Dimitri J. Mavriplis

ICASE MS 403 NASA Langley Research Center Hampton, VA 23681


Abstract

The development and testing of a parallel unstructured agglomeration multigrid algorithm for steady-state aerodynamic flows is discussed. The agglomeration multigrid strategy uses a graph algorithm to construct the coarse multigrid levels from the given fine grid, similar to an algebraic multigrid approach, but operates directly on the non-linear system using the FAS approach.
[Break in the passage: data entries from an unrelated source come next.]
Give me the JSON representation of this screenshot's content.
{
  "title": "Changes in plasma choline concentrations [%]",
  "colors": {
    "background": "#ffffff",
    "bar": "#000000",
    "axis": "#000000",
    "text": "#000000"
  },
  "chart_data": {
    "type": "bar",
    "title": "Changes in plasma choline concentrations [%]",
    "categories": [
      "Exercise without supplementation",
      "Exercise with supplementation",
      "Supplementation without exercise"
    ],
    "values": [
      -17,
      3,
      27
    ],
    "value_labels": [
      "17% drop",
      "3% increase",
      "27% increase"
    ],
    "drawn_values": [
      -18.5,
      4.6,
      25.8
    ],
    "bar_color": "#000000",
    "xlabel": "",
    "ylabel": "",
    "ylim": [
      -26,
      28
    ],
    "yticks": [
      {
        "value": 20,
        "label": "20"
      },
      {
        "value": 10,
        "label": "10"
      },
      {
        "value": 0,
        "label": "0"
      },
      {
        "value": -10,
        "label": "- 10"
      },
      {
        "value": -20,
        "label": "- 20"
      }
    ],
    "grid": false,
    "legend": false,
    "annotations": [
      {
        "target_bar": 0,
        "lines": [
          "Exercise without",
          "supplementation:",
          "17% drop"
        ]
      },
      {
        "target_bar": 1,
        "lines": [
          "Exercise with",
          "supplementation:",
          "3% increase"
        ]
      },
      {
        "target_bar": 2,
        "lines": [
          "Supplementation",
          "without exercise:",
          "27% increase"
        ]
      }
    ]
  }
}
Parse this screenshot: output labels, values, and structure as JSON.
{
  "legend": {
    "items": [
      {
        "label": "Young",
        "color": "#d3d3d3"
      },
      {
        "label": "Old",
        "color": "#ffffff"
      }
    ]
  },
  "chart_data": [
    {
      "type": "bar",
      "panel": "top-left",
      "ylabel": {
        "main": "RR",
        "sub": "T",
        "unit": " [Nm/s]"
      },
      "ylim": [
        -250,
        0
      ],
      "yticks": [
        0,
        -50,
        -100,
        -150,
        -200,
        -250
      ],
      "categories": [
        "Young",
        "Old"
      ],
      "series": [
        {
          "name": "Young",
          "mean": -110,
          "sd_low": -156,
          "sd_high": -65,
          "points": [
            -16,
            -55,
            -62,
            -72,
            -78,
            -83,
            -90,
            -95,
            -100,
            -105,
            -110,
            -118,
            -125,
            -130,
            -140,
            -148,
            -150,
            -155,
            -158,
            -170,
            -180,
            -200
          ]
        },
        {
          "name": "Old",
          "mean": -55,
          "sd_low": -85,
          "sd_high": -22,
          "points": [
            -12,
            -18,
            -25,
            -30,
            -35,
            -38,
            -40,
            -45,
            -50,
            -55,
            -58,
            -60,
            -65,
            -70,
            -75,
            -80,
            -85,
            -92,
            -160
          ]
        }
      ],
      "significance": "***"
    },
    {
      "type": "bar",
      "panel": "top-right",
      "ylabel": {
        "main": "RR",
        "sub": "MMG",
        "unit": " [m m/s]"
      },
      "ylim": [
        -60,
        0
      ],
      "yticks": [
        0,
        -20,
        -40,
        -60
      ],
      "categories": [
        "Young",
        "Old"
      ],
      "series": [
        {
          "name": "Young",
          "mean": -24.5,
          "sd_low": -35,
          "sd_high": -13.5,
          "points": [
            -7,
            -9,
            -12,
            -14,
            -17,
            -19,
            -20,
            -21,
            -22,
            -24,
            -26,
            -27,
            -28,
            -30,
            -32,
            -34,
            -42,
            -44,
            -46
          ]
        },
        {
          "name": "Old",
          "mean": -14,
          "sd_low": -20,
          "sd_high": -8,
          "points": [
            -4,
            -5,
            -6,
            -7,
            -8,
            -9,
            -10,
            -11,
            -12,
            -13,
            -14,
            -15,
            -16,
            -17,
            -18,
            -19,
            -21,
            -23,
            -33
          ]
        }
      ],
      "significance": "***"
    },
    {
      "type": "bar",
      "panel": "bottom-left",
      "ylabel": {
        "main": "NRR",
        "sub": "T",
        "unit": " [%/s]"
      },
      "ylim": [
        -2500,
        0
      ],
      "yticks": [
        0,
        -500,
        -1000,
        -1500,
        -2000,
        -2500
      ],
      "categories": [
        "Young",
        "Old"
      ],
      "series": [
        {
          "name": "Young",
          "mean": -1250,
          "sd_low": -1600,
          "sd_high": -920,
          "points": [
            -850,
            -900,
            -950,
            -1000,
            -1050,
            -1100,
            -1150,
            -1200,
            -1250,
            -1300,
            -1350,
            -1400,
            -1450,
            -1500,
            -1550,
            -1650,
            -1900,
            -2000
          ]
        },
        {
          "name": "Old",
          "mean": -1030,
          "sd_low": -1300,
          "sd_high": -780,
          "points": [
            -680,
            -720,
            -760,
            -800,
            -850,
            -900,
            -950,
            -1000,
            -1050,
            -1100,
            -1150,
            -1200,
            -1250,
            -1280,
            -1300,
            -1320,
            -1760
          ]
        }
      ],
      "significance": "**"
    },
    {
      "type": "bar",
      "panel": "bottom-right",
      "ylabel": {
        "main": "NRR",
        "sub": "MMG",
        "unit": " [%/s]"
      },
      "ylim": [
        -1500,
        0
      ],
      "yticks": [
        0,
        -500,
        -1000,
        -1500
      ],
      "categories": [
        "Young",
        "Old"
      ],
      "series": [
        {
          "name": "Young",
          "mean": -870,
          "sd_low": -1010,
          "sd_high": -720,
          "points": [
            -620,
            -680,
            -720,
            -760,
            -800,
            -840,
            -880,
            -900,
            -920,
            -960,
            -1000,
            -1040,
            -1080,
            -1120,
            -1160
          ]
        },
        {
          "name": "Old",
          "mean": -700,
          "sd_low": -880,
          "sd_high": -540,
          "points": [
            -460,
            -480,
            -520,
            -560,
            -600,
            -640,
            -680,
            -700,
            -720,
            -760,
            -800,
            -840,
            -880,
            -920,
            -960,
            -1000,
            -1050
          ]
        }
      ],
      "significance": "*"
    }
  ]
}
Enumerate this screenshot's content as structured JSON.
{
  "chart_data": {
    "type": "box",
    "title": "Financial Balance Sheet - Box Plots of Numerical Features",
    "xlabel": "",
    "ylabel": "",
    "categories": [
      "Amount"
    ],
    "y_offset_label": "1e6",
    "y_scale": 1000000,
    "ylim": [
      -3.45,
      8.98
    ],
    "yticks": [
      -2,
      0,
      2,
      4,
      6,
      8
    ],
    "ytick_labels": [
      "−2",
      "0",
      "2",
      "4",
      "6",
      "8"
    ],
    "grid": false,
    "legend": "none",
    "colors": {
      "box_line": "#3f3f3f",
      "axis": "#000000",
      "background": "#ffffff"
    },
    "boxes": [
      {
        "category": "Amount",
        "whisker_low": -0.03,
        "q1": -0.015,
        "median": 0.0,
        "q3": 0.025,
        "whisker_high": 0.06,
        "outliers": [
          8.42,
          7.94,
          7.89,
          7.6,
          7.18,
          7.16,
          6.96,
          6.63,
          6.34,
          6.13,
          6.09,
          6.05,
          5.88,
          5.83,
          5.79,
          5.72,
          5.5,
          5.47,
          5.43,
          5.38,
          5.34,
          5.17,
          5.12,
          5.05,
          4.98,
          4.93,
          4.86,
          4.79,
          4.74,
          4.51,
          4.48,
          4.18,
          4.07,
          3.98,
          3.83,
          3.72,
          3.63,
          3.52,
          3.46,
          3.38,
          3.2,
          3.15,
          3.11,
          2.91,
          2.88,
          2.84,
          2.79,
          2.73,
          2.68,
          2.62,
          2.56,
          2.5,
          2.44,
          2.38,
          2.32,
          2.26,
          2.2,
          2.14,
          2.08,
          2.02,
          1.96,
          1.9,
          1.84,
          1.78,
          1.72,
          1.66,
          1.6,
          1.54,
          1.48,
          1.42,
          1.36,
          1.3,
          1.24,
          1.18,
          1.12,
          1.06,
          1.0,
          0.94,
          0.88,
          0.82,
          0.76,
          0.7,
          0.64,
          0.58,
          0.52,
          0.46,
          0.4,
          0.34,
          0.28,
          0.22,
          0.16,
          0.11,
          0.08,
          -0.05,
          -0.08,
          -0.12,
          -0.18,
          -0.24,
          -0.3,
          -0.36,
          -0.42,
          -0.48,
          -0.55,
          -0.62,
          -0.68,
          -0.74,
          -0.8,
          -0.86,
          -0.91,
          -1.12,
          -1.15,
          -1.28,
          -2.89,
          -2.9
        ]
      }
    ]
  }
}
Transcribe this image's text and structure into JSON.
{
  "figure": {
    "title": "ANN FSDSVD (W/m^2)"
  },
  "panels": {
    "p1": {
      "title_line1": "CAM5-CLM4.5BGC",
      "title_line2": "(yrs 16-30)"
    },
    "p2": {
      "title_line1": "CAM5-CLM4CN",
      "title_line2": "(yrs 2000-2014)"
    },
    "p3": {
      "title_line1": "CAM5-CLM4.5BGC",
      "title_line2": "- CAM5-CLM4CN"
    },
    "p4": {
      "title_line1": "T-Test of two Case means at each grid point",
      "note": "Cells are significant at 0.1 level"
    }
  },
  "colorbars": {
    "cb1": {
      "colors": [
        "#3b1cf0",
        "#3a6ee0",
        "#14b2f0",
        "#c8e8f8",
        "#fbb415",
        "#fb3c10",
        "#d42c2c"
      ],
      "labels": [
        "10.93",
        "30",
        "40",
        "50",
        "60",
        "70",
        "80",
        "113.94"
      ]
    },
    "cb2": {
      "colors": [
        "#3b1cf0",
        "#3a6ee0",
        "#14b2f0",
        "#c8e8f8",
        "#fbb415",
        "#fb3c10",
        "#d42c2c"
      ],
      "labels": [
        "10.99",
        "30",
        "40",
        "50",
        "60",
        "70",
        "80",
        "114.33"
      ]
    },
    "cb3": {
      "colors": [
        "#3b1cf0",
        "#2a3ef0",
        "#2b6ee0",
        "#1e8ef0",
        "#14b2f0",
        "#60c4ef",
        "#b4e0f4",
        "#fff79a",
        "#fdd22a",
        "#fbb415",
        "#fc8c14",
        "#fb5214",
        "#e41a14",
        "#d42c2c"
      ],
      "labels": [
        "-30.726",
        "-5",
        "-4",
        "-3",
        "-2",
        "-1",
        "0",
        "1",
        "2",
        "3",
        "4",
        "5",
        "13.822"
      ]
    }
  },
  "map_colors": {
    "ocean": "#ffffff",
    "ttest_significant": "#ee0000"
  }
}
An isotropic agglomeration version which operates on an un-weighted graph as well as a directional agglomeration approach (operating on a weighted graph) have both been devised and tested. Two preconditioning techniques are employed to relieve stiffness due to high-aspect ratio grid cells in the boundary layer regions, and the stiffness associated with regions of nearly incompressible flow.

The preconditioned multigrid solver is parallelized using the domain-decomposition approach with the MPI message passing interface. The scalability and convergence rate of the resulting multigrid algorithm using the isotropic and directional agglomeration strategies is examined on an SGI ORIGIN 2000 and a Cray T3E. The scalability of the single (non-multigrid) algorithm is contrasted with that of the multigrid algorithm using a V and a W-cycle. For medium size problems involving several million grid points, near perfect scalability is obtained for the single grid algorithm, while only a slight drop-off in parallel efficiency is observed for the multigrid V and W-cycles, using up to 128 processors on the SGI Origin 2000, and up to 512 processors on the Cray T3E. For a large problem using 25 million grid points, good scalability is observed for the multigrid algorithm using up to 1450 processors on a Cray T3E, even when the coarsest grid level contains fewer points than the total number of processors.

At present, various preprocessing operations, which require little overall cpu time, such as the coarse level construction and the partitioning of these levels are performed sequentially. Future work will concentrate on parallelizing all of these aspects fo the solver on distributed memory parallel machines.